MA : C’est une quatrième année qui n’est pas diplômante. Mais ça leur permet de travailler avec des profs américains d’écrire un scénario, de réaliser un film là-bas et, surtout, de faire des stages et de connaître le monde professionnel. Ça fait 12 ans que cela existe. Il y a très peu d’élèves qui restent définitivement, mais la moitié environ reste de 3 à 5 ans avant de rentrer en France.

Le DHEC à Bac+5

Siritz.Com : Quelle est la différence du Bac +5 par rapport au Bac +3 ?

MA : C’est le diplôme des hautes études cinématographiques (DHEC). Il y a deux options : réalisation/scénario et l’option production/distribution. La distribution est véritablement en plus. Et on y parle aussi des plateformes. Cela correspond à un besoin. Il y a plein d’étudiants qui ont fait une licence de sciences humaines ou économiques et qui s’intéressent à l’écriture de scénario et à la réalisation. Ou des élèves d’écoles de commerce qui s’intéressent à la production et la distribution. Mais ils n’ont pas la même formation que les diplômés de l’ESRA qui ont fait les options techniques. C’est pourquoi les élèves de la 3ème année de l’Esra doivent se mettre à la disposition des élèves du DHEC pour faire leurs films.
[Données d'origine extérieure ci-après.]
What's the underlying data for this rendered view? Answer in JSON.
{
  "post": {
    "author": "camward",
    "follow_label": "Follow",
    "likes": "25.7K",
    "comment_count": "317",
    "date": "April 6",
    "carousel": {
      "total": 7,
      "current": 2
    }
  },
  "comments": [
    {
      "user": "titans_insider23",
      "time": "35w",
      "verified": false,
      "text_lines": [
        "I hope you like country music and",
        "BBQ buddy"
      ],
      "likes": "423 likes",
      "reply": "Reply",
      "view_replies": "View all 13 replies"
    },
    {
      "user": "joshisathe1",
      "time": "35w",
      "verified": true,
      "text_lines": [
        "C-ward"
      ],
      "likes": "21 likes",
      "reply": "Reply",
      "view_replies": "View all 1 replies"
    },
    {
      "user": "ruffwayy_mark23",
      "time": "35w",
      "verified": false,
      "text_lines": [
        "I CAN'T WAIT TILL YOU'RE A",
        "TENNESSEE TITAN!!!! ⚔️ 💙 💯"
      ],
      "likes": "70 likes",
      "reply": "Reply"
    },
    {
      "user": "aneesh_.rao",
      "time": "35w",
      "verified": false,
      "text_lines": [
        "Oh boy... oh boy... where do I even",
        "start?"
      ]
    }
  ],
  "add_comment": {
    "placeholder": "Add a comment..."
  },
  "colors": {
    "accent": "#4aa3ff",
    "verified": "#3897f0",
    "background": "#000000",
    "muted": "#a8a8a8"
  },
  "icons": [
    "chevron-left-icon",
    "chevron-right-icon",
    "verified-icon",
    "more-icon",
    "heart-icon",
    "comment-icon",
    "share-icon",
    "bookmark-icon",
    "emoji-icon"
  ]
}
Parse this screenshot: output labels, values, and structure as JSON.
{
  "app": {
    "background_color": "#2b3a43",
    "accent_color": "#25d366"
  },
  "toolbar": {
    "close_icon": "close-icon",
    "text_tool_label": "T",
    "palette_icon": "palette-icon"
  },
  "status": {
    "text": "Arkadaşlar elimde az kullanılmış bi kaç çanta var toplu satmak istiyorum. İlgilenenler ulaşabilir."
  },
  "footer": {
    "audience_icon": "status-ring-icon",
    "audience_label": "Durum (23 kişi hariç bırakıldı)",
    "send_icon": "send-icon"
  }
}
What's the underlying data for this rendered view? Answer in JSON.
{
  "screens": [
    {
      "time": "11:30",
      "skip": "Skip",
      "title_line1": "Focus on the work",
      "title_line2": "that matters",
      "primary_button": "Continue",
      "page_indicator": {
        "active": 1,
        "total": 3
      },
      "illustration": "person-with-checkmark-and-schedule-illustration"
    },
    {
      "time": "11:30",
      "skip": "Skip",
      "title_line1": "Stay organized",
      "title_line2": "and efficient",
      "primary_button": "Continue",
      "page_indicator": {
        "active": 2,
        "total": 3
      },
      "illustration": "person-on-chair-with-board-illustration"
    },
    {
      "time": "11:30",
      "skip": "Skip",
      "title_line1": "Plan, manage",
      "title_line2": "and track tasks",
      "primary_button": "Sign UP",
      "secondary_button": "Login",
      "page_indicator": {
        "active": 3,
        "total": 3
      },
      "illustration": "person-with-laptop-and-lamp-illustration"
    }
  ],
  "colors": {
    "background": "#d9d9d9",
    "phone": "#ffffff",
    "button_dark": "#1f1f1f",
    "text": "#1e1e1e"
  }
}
Siritz.com : Il y a une forte extension du secteur. Cela se ressent chez vous ?

MA : Tous nos élèves trouvent un stage, puis ont un bouleau. https://siritz.com/editorial/choc-de-modernisation-pour-les-studios/

Siritz.com : Est-ce que vous faites de la formation permanente ?

MA : Oui. On a le label CALIOTI. On vient d’obtenir le label de Pôle emploi et on devrait obtenir celui de France compétence. En ce moment, nous avons un stage de 6 mois en formation continue.

Siritz.com : Vous avez combien d’élèves en tout.

MA : Grosso modo 2 300 étudiants, dans l’ensemble des villes et des écoles.

Siritz.com : L’école de Nice vient d’ouvrir des locaux à Cannes.

MA : Oui. Ils sont à Cannes La Bocca et sont tout simplement magnifiques. C’est un bâtiment créé par la ville de Cannes pour le dédier à l’audiovisuel. Il possède des plateaux de prise de vue, des amphithéâtres, des salles de cours, des studios de son, des salles de montage. C’est en face du Cineum, un multiplexe de 12 salles de cinéma. Les élèves vont partager leur formation entres les locaux de Nice et ceux de Cannes.

*Rappelons que l’ESRA EST LE SPONSOR DE SIRITZ.COM DEPUIS SA CRÉATION.